Reflecting the culture, mythology, life of the ruling classes, traditional tales and legends, the miniature paintings, which are notebook size, were originally meant to be viewed individually by hand or through a magnifying glass to fully appreciate their minute detail. Gods, goddesses, corpses, lovers, demons, maidens, princes, stallions, wild beasts and the Hindu god Krishna, traditionally painted a deep blue, are depicted against stylized, intricate landscapes, backgrounds and interiors. The artists used layers of water paints and gold in their paintings and ground up lapis lazuli and other minerals for their pigments.

Bellak's collection was displayed first in the spring of 2001 at the Philadelphia Museum of Art in an exhibition titled "Intimate Worlds: Masterpieces of Indian Painting from the Alvin O. Bellak Collection."

After Philadelphia, the exhibition traveled to the Frist Museum in Nashville and will soon be shown at the Seattle Art Museum.

Critics lavished praise on the Philadelphia exhibition. Holland Cotter wrote in The New York Times that Bellak "had shaped a collection of distinctive beauty and historical weight," calling the exhibition "an eloquent show." Lee Lawrence in The Wall Street Journal praised the "informative display, high-quality selections and the catalog's thoughtful essays...." Edward J. Sozanski wrote in the Philadelphia Inquirer, "'Intimate Worlds' brings to life not just India's painting tradition but its history and spiritual patrimony. The views offered might be intimate, but the cultural panorama is majestic."

Growing up in Wilmington, Del., and a graduate of Wilmington High School, Bellak received his bachelor's and master's degrees in psychology from UD and his doctorate in psychology from Penn State.

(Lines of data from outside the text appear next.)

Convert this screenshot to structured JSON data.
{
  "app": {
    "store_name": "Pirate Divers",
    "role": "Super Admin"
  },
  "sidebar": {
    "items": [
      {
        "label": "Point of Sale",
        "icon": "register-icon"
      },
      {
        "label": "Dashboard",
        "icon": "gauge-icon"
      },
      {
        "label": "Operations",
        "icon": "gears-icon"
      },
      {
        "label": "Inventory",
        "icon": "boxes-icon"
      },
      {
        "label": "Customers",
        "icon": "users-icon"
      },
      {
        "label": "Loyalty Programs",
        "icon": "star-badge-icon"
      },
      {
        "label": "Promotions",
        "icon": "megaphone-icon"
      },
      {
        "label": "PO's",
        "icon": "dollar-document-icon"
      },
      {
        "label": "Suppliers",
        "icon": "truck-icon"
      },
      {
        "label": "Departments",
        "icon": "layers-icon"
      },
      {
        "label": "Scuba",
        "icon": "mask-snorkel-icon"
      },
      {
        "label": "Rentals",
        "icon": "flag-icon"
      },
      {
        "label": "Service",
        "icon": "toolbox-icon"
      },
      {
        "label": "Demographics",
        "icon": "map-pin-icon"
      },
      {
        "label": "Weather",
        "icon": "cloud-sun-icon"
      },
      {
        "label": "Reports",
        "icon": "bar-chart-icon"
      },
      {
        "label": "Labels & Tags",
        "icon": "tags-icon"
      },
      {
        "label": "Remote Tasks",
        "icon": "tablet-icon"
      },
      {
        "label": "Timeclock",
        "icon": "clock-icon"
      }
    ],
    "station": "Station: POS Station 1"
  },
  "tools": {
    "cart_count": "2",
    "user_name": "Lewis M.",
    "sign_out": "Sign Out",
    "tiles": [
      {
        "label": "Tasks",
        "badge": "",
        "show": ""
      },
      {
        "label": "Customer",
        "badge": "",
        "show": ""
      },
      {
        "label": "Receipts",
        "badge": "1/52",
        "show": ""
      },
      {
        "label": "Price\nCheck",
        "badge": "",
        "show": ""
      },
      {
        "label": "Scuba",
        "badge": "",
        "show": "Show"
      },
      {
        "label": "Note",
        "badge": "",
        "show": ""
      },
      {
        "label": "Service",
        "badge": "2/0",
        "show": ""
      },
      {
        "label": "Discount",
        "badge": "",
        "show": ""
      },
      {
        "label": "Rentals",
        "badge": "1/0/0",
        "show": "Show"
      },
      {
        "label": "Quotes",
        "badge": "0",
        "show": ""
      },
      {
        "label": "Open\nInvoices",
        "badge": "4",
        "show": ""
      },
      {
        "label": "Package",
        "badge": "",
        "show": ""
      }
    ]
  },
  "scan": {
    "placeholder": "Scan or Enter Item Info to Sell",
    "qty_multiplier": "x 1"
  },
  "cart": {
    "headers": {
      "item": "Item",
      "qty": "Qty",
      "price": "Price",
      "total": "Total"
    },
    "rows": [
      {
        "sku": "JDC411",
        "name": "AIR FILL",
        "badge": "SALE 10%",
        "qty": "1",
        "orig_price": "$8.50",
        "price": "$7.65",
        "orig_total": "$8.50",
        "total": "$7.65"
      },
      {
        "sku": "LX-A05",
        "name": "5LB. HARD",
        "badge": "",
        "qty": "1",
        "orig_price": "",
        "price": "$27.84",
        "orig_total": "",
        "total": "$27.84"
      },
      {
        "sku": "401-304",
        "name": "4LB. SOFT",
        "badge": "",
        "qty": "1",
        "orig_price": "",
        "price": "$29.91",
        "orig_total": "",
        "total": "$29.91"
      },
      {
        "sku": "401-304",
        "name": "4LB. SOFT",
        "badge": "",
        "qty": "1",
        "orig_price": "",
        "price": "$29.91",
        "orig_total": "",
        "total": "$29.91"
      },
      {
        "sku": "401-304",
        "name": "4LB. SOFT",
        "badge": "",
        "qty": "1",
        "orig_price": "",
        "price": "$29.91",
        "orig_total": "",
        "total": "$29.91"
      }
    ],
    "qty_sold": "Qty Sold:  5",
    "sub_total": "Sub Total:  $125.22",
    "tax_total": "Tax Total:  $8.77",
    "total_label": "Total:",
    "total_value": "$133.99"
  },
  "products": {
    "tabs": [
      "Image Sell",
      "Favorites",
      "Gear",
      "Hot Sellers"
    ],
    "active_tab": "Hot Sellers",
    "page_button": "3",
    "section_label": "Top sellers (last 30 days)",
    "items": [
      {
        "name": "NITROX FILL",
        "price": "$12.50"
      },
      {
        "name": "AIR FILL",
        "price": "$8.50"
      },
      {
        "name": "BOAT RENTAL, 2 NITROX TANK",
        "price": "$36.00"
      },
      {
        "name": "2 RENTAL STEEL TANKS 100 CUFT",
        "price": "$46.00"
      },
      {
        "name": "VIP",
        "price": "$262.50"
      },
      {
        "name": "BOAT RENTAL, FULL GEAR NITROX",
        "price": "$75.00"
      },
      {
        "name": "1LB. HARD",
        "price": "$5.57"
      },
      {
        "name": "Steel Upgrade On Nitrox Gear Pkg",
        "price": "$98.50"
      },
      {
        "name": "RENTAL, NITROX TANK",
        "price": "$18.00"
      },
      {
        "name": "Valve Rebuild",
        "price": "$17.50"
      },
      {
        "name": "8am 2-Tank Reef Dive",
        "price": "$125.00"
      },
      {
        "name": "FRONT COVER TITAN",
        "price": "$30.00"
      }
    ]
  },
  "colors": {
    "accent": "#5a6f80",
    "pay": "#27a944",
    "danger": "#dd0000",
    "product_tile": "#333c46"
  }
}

In 1957, he joined Hay Associates, a management consulting firm in Philadelphia that evolved into the Hay Group, an international organization with offices in 30 countries. Bellak retired after 28 years as a senior partner of the firm.

Bellak says his first real exposure to art was an art appreciation class at UD. The focus was on classical European art, and the course revealed a new world to Bellak. "It was an eye opener, and my goal was to visit Europe to see these works of art in person, which I did over the years," he says.

How he became interested in Indian art was serendipity. His former wife called him and said a local rug dealer had some pictures from India that she thought might interest him. He visited the rug dealer and began buying most of the dealer's pictures.

However, it was a kind of epiphany when Bellak visited Stuart Cary Welch, then a scholar and collector at Harvard, who shared his extensive collection of Indian paintings with him. Bellak recalls, "The pictures were brilliant, dazzling and exotic and struck such a deep emotional chord that I could not stay and had to leave."

The experience crystallized Bellak's desire to become a serious collector of Indian miniature paintings and to buy only the best quality paintings and those that appealed to him personally. Bellak developed his eye and judgment, working with art dealer Terence McInerey and forming a friendship with the late Stella Kramrisch, the curator of Indian art at the Philadelphia Museum of Art.

The result is his extensive and prized collection of Indian miniature paintings. He has bequeathed them to the Philadelphia Museum of Art where he serves as a trustee, a member of the executive committee of the board and chairperson of the Indian art advisory committee.

Bellak has visited India as a tourist, but, he points out, it is now illegal to take these paintings out of the country, so he relies on dealers and auctions here and in London.

Although the paintings Bellak collected are centuries old, they all are painted on paper. He was never able to locate the even older paintings of the Jain period, which were painted on palm. When one appeared on the market, the Philadelphia Museum of Art purchased it and presented it to him in appreciation for his service and generosity to the museum.